I, too, sing Beauty

I am the darker girl.
They said I was “pretty to be dark”
When I open a magazine or stroll the street,
But I laugh,
And look within,
And move on.

Burgundy, plum and gold once ruled the makeup bags of dark-skinned girls. Vivid colors were deemed unflattering to ebony complexions and sales associates at our favorite beauty counters frowned upon purchases.

Industry embraced and culturally dismissed

Much like the late Pop artist Andy Warhol, dark-skinned Black women were first abhorred for their use of color and later praised for it. Now popular glossies highlight the hottest makeup trends guiding its readers through the illustrious world of Pat McGrath, a Black makeup artist whose resume includes Lanvin, Dolce & Gabbana and most recently, Procter & Gamble, where she serves as the Global Creative Design Director.

Black women have a tormented past with makeup. Our ability to find new and edgy lip colors and foundations with a flawless match is a relatively modern idea.

Today dark-skinned girls rock fluorescent colors and dare anyone to say something. And they often do. These fearless women face resistance from the old guard and at times, family and friends.

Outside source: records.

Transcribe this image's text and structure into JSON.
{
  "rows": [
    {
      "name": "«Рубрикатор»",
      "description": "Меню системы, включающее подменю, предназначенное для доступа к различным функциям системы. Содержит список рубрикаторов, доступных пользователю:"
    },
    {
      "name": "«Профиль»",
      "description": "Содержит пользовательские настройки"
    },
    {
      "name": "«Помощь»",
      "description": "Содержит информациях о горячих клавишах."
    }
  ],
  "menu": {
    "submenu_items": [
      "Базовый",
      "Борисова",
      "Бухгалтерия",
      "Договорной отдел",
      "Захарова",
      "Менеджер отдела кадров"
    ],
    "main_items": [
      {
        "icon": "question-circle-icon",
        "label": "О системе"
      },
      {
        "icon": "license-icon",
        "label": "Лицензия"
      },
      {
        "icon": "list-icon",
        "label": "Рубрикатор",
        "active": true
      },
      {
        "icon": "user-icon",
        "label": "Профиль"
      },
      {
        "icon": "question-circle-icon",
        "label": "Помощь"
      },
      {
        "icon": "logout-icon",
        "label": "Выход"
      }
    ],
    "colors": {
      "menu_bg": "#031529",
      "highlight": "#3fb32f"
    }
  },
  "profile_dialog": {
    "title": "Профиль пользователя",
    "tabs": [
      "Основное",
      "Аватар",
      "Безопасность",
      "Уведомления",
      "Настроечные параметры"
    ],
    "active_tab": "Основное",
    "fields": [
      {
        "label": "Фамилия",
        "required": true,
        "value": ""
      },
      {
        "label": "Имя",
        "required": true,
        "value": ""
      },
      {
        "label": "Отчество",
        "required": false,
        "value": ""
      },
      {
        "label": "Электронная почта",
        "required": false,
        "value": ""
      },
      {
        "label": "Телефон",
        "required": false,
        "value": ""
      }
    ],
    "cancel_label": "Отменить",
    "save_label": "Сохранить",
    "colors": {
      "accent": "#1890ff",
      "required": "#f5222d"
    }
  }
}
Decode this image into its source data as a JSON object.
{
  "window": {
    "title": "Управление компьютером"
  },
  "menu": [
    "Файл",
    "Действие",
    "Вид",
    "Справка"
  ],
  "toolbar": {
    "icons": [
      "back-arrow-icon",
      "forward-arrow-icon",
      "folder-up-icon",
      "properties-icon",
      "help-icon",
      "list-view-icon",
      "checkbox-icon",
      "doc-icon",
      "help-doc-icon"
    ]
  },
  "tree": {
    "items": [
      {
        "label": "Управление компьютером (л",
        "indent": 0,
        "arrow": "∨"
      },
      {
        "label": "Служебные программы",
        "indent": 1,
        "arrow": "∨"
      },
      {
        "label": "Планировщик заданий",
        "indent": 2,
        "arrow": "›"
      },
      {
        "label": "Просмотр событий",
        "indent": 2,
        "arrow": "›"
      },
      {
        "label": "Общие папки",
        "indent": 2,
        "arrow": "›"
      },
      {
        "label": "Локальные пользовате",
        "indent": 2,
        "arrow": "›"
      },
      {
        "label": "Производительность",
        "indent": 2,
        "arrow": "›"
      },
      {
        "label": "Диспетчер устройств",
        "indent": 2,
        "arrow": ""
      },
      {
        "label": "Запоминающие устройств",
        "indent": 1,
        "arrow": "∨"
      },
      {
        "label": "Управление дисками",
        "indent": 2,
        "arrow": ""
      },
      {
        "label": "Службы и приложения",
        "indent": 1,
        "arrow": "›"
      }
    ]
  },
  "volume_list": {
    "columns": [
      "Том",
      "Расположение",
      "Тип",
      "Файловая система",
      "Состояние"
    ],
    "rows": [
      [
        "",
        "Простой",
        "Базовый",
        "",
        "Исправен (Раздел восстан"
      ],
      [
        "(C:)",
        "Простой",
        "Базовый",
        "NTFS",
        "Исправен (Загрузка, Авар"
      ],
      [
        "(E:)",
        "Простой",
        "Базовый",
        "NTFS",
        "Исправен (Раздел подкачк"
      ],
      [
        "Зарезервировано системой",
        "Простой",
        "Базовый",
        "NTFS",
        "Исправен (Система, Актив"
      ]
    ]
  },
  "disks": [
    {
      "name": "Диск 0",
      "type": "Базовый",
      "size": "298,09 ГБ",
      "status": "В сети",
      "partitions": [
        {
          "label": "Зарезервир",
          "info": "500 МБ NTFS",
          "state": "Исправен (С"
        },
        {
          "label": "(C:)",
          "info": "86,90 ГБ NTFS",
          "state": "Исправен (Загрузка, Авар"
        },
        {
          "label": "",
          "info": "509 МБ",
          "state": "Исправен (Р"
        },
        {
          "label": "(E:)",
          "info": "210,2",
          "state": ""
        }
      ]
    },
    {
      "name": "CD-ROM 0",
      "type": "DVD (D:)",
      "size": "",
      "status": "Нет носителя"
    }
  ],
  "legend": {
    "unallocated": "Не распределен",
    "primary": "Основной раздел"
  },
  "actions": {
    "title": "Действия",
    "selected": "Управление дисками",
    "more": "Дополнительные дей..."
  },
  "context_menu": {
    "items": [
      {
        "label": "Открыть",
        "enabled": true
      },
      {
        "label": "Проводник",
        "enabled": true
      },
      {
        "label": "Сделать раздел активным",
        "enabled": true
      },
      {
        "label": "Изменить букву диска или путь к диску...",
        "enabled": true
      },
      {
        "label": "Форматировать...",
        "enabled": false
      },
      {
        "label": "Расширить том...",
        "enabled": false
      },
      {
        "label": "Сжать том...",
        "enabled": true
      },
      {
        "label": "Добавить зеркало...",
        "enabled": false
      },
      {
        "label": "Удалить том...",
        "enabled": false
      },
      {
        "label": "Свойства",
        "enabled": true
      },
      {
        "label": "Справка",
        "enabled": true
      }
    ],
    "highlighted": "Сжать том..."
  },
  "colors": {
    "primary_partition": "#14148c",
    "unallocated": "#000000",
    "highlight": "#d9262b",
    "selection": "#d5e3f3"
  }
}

How do we move beyond a contentious past with skin tone and makeup?

Taking the bold & brighter step
Every woman has a cool or warm undertone in her skin. It determines what colors look great against your skin and what just won’t work. To find your skin’s undertone, look at the vein closest to your palm– if it appears bluish, you have a cool undertone– if it’s greenish, you have a warm undertone.

So when you’re trying on colors, look for its coolness or warmness instead of focusing solely on its pigment, as there are just as many cool oranges as there are warm pinks.

These 10 shades are summer-ready


Wet n Wild Silk Finish in ‘Hot Paris Pink’ – $1
M.A.C in ‘Girl About Town’ – $14
Urban Decay in ‘Jilted’ – $22
Shu Uemura Rouge Unlimited Pink Collection in ‘Sheer Electric Pink’ – $23
Nars in ‘Funny Face’ – $24


Milani in ‘Mandarina’ – $4.99
Sephora Rouge Collection in ‘It Girl’ – $12
Lancôme Color Design in ‘Studded’ – $22
Shiseido Perfect Rouge in ‘Day Lily’ – $25
Yves Saint Laurent Rouge Volupté in ‘Indian Orange‘ – $34

Do you think bright colors are still taboo for dark-skinned girls?

Have you ever had a negative experience with a beauty counter or family/friend when trying brighter shades?